As many AI execs have pitched before, Quilty’s founders believe that can help “democratize” their industry by giving up-and-coming creatives access to assistive tools — a great Quilty score, perhaps, could be an in with a producer, and a low score might be a sign more revisions are needed. But right now, Quilty is little more than a jumbled mishmash of preexisting AI systems, and the company has yet to prove out that its technology has the taste or analytical abilities to identify a future hit (let alone a proven one).

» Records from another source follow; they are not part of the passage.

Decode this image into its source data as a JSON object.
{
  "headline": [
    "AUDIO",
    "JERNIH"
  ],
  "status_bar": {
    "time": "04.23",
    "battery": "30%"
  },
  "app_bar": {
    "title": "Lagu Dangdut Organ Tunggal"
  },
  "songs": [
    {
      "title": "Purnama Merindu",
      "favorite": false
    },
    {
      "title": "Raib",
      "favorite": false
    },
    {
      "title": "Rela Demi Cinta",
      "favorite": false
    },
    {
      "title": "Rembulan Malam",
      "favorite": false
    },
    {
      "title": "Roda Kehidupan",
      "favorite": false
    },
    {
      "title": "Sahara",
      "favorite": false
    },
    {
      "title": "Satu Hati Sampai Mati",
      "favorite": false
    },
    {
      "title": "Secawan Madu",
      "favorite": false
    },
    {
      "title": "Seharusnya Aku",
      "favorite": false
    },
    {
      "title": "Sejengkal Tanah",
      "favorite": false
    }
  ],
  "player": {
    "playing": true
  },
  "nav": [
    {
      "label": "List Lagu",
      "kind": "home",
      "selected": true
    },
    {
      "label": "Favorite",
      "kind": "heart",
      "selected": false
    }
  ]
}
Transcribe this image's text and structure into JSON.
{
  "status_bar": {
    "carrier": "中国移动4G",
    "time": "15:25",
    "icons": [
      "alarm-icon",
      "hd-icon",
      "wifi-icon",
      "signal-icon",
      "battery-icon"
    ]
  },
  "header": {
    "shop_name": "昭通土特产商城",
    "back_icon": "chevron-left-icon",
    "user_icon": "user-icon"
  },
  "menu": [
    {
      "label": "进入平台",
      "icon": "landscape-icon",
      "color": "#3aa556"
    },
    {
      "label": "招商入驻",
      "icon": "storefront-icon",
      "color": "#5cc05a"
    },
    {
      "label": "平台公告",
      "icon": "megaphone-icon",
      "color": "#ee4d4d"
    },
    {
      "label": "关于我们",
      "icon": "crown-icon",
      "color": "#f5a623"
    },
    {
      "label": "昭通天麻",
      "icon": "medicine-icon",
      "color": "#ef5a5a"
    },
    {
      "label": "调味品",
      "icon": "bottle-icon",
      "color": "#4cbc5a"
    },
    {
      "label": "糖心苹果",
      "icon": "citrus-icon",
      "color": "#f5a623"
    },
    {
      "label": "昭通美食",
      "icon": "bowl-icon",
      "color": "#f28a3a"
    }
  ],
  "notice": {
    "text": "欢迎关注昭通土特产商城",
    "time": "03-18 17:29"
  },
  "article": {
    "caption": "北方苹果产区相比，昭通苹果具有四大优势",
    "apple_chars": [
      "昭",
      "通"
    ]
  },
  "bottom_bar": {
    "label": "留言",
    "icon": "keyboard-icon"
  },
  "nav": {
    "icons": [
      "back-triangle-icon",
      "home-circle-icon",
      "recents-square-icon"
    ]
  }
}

Founded by film producers Simon Horsman and Daniel Wood, Quilty uses AI to analyze scripts and generate detailed reports about a project’s chances for success. After being fed an unproduced script, Quilty’s tech gives it a score ranging from 0 to 100 that reflects the quality of the would-be project’s narrative, its commercial viability, whether it will resonate with audiences, and how much the production would likely cost. The platform is selling the idea that it can give users a glimpse into the future as they try to get their films / movies greenlit. Horsman and Wood believe that Quilty is poised to become an integral part of how traditional production studios do business.

When I recently sat down with Horsman and Wood, they were adamant about wanting to “keep humans in the loop” rather than fully automating the pre-production process. While first establishing their company, Horsman and Wood solicited feedback from a number of other creatives who often voiced concerns about gen AI’s potential to negatively impact jobs and leave human workers deskilled.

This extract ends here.